Background The methylxanthine caffeine reduces the frequency of apnoea in prematurity and the need for mechanical ventilation. The pharmacokinetics of caffeine in preterm infants shows inter- and intraindividual variability. Therefore therapeutic drug monitoring (TDM) of caffeine is used to optimise individual dosing to prevent toxicity and treatment failure. Because blood sampling in preterm neonates is an invasive procedure, the question arises whether routine drug monitoring is necessary.

Purpose To determine the value of TDM of caffeine in preterm neonates.

Materials and methods A retrospective study was conducted at Sint Franciscus Gasthuis, Rotterdam, The Netherlands. Preterm neonates treated with caffeine were identified in the period January 2008 to June 2010. Patients with at least one plasma caffeine level determination were included. The medical charts of preterm neonates with a caffeine level > 30 mg/ml were screened for adverse events.
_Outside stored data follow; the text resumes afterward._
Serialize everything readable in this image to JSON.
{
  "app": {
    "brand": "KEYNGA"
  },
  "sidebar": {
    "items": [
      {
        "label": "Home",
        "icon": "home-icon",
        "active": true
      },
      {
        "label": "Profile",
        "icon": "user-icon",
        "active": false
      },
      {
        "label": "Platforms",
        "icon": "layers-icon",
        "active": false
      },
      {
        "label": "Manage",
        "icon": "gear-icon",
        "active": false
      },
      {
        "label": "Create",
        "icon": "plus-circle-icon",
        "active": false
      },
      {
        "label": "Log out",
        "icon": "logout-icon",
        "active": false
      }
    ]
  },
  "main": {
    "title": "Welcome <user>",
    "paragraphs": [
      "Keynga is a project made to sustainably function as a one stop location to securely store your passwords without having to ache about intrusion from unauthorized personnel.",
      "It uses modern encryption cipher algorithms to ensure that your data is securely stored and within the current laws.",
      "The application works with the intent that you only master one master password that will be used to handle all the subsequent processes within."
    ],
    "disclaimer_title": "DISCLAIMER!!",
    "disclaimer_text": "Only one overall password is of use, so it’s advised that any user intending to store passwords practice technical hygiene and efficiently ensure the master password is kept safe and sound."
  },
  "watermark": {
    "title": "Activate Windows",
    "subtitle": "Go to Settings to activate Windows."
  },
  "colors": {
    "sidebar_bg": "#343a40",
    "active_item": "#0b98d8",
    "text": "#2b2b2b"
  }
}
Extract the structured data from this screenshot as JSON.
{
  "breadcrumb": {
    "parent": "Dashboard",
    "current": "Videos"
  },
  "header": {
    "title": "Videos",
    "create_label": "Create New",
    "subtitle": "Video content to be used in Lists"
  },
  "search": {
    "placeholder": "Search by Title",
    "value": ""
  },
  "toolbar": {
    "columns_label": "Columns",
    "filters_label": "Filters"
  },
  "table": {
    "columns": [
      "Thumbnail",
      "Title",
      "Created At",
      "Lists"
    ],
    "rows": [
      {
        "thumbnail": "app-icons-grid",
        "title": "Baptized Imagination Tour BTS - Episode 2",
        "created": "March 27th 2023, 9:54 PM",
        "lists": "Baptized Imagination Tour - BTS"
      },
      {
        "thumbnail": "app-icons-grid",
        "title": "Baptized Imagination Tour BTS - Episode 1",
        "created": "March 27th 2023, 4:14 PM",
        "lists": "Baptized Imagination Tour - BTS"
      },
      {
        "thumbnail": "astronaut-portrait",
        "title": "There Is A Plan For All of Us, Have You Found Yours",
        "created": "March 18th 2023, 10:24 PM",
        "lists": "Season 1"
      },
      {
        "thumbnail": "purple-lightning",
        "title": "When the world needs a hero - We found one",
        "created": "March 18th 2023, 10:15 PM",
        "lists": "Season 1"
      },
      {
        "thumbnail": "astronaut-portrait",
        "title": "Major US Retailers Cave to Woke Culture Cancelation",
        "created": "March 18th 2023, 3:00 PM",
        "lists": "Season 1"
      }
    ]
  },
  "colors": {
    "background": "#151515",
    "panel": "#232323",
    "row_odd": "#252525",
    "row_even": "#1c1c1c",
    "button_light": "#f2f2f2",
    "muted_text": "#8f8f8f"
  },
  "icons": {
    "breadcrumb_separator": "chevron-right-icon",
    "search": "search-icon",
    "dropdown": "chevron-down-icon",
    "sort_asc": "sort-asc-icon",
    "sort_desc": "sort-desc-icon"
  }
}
Results A total of 601 caffeine plasma levels were measured in 149 patients. The average dose was an induction dose of 20 mg/kg caffeine citrate and a maintenance dosage of 10 mg/kg/day. Plasma caffeine levels were between 10 and 25 mg/l in 86.5%, < 5 mg/l in 6% and > 25 mg/l in 6.8%. 1.8% of the plasma levels were >30 mg/l (range 30.2–37.4 mg/ml). In one patient in the subgroup of 11 patients with a plasma level >30 mg/l tachycardia was recorded in the medical chart as an adverse event.

Conclusions The majority of preterm neonates attain plasma levels between 5 and 25 mg/l if a standard dose is used. In the subgroup of patients with levels > 30 mg/l only one adverse event was recorded. Based on these results routine TDM is not necessary in preterm neonates.